You can expect fair and balanced coverage of LGBTQ issues in The New York Times today, but that wasn’t always the case. The paper wouldn’t even print the the word “gay” till 1987 — its style was to use “homosexual,” and you all know how I feel about that.
The prohibition against the word “gay” ended when Executive Editor Abe Rosenthal resigned. He was a homophobe who stifled LGBTQ people in the newsroom and LGBTQ coverage in the paper.
Two excerpts from “Abe Rosenthal’s Reign of Homophobia at The New York Times,” an essay by Larry Gross for Truthdig:
Abe Rosenthal’s homophobia was felt at the Times in two ways: It ensured that lesbian and gay reporters stayed firmly in the closet, and that the word “gay” was not used in the paper to describe gay people.
Larry Gross
As the AIDS epidemic began to emerge, the silence of the media in general, and of The New York Times in particular, contributed to the magnitude of the unfolding tragedy.
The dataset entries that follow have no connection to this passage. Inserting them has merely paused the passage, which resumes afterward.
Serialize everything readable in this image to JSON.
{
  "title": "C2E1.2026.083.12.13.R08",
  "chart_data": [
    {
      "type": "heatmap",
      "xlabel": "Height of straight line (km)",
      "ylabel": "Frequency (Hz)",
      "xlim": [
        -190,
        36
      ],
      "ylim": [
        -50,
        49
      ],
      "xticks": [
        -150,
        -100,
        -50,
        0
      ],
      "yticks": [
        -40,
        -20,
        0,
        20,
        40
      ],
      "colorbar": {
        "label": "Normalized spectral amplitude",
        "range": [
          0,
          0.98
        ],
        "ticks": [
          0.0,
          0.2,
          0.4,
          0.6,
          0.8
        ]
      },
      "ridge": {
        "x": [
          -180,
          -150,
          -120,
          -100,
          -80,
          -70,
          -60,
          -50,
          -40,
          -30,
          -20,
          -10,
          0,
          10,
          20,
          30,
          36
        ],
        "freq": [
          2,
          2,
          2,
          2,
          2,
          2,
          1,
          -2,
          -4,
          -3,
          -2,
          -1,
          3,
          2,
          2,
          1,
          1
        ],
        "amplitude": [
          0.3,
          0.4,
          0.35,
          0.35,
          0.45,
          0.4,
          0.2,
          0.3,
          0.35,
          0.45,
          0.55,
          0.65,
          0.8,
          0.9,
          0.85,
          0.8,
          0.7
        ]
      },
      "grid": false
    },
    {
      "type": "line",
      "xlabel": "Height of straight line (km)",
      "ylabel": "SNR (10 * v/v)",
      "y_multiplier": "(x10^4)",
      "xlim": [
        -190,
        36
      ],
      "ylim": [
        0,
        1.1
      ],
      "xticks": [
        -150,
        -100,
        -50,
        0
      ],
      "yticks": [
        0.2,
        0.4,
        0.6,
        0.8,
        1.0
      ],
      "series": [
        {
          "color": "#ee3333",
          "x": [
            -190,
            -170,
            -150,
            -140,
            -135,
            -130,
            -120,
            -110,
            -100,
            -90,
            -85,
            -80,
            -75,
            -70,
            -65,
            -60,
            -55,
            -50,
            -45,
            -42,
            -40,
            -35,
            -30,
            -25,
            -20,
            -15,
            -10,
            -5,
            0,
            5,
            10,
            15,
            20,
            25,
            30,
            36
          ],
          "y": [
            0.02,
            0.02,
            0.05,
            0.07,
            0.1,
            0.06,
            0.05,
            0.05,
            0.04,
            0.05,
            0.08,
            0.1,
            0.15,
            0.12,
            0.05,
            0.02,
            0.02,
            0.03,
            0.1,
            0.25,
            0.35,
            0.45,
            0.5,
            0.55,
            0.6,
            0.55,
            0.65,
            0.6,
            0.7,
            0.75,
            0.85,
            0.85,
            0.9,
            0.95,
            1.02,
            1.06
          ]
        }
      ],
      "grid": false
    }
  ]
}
Although the death toll mounted in the early 1980s, the Times maintained a disdainful distance. As gay journalist Michelangelo Signorile put it, “Rosenthal, who attacks anti-Semitism in the media, never realized that the way he was treating the AIDS epidemic wasn’t much different from the way that news organizations treated the Holocaust early on.”
Larry Gross
Today, the Times doesn’t shy away from using the word “gay” — or from covering LGBTQ issues.